Travel Nurse: The basic travel nurse contract is usually 13 weeks and includes an average pay scale and benefits.
Rapid Response Nursing: This refers to urgent needs contracts. They often pay higher but you have to be ready to be there quickly and ready to hit the floor running. These contracts typically require a couple of years of travel experience. Rapid response assignments tend to vary in length more than a typical contract, usually ranging from 4-13 weeks.
EMR Project: Electronic Medical Record conversion project contracts are quite common right now with so many facilities converting to electronic charting. Many hospitals bring in travelers for these projects. Some of these contracts do not require patient care, but most do. These contracts usually pay pretty well and can be from a couple of weeks to a few months long. They require experience with the computer system they are implementing and often prior travel experience is required.

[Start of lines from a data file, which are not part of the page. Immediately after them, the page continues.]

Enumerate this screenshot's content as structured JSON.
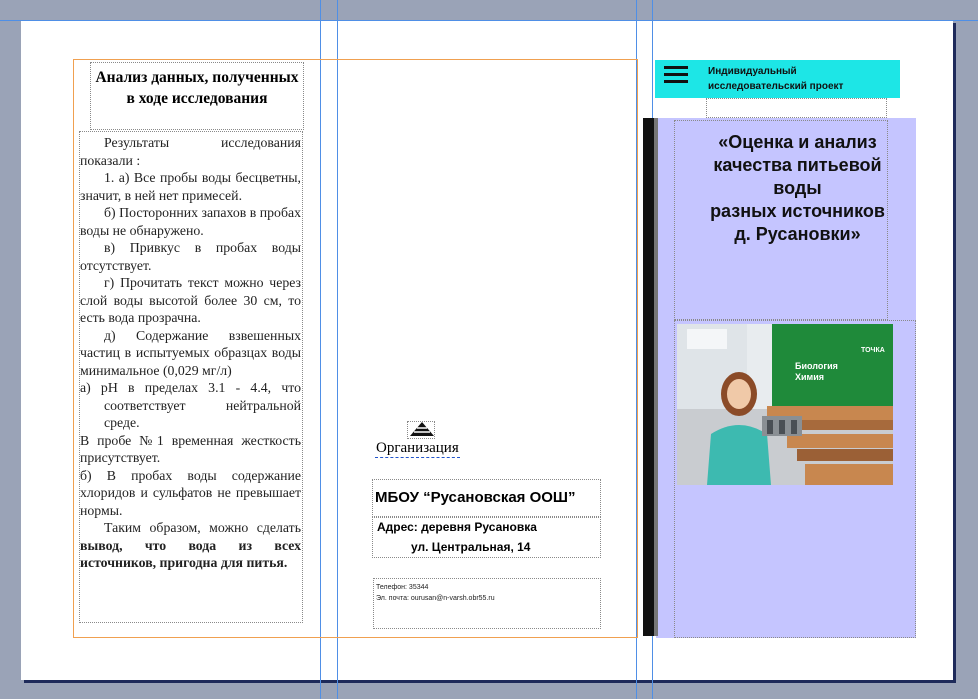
{
  "left_panel": {
    "title": "Анализ данных, полученных в ходе исследования",
    "paragraphs": [
      "Результаты исследования показали :",
      "1. а) Все пробы воды бесцветны, значит, в ней нет примесей.",
      "б) Посторонних запахов в пробах воды не обнаружено.",
      "в) Привкус в пробах воды отсутствует.",
      "г) Прочитать текст можно через слой воды высотой более 30 см, то есть вода прозрачна.",
      "д) Содержание взвешенных частиц в испытуемых образцах воды минимальное (0,029 мг/л)",
      "а) рН в пределах 3.1 - 4.4, что соответствует нейтральной среде.",
      "В пробе №1 временная жесткость присутствует.",
      "б) В пробах воды содержание хлоридов и сульфатов не превышает нормы."
    ],
    "conclusion_before": "Таким образом,  можно сделать ",
    "conclusion_bold": "вывод",
    "conclusion_after": ", что вода из всех источников, пригодна для питья."
  },
  "middle_panel": {
    "org_label": "Организация",
    "org_name": "МБОУ “Русановская ООШ”",
    "address_line1": "Адрес: деревня Русановка",
    "address_line2": "ул. Центральная, 14",
    "phone": "Телефон: 35344",
    "email": "Эл. почта: ourusan@n-varsh.obr55.ru"
  },
  "right_panel": {
    "header": "Индивидуальный исследовательский проект",
    "title_lines": [
      "«Оценка и анализ",
      "качества питьевой",
      "воды",
      "разных источников",
      "д. Русановки»"
    ],
    "photo_board_text": [
      "Биология",
      "Химия"
    ],
    "photo_brand": "ТОЧКА"
  },
  "colors": {
    "cyan": "#1de6e6",
    "purple": "#c5c5ff",
    "frame_orange": "#f0a050",
    "guide_blue": "#4f8fe6"
  }
}
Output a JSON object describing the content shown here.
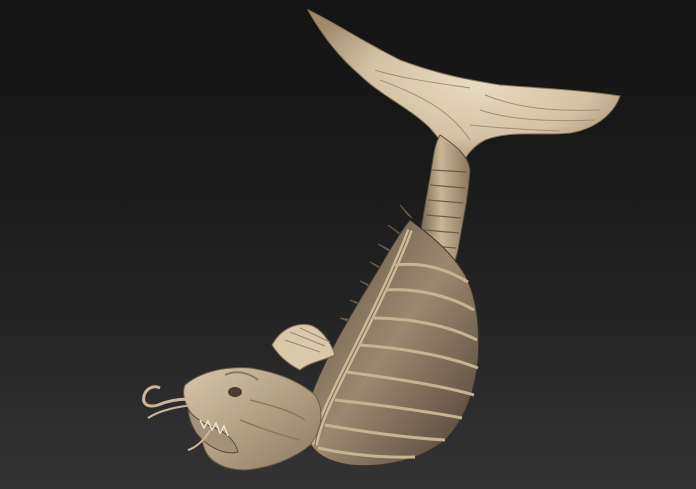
{
  "viewport": {
    "background_top": "#141414",
    "background_bottom": "#343434"
  },
  "model": {
    "subject": "fish-dragon-sculpt",
    "material_light": "#e8d8bd",
    "material_mid": "#b39f82",
    "material_dark": "#5e5041",
    "material_deep": "#3a2f26"
  }
}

Per Diem Nurse: Many travel nurses pick up per diem positions to supplement their income. You work on an “as needed” basis and each hospital has its own requirements for minimum shifts in a given amount of time. This works as a great safety net for in between assignments, or if you don’t have guaranteed hours, or to make extra money while on assignment. There are per diem agencies and many hospitals hire their own force of per diem workers.
Day/Night Rotate: Pretty basic concept in nursing, but just be aware that it can vary greatly from facility to facility. If you see a D/N travel position listed, make sure to ask for clarification what type of rotation it requires. Some will do the first half of the contract is days and second half is nights or one week days one week nights, etc. But many times in the travel world this can mean you could technically flip flop from days and nights within one week.
Guaranteed Hours: We prefer travel nurse contracts that offer guaranteed hours. It is just more security for us to plan a budget. But not all travel contracts are guaranteed hours. And even if they are, there will still be an allowance for the hospital to call you off up to a certain amount of hours during your contract without pay. Make sure you understand the terms of your contract and hours.
Hopefully this gives you a better idea of the lingo used in travel nursing. Use this as a guideline to help you navigate the process; but always ask your recruiter to specify anything that you don’t understand. That is what they are there for – to help you secure a travel nurse job that you are happy with and understand the terms of. Trust me, a recruiter would much rather explain something to you upfront than deal with you being upset or not holding up to your contract terms. Just take your time, read your contract, ask questions, and enjoy your travel nurse journey!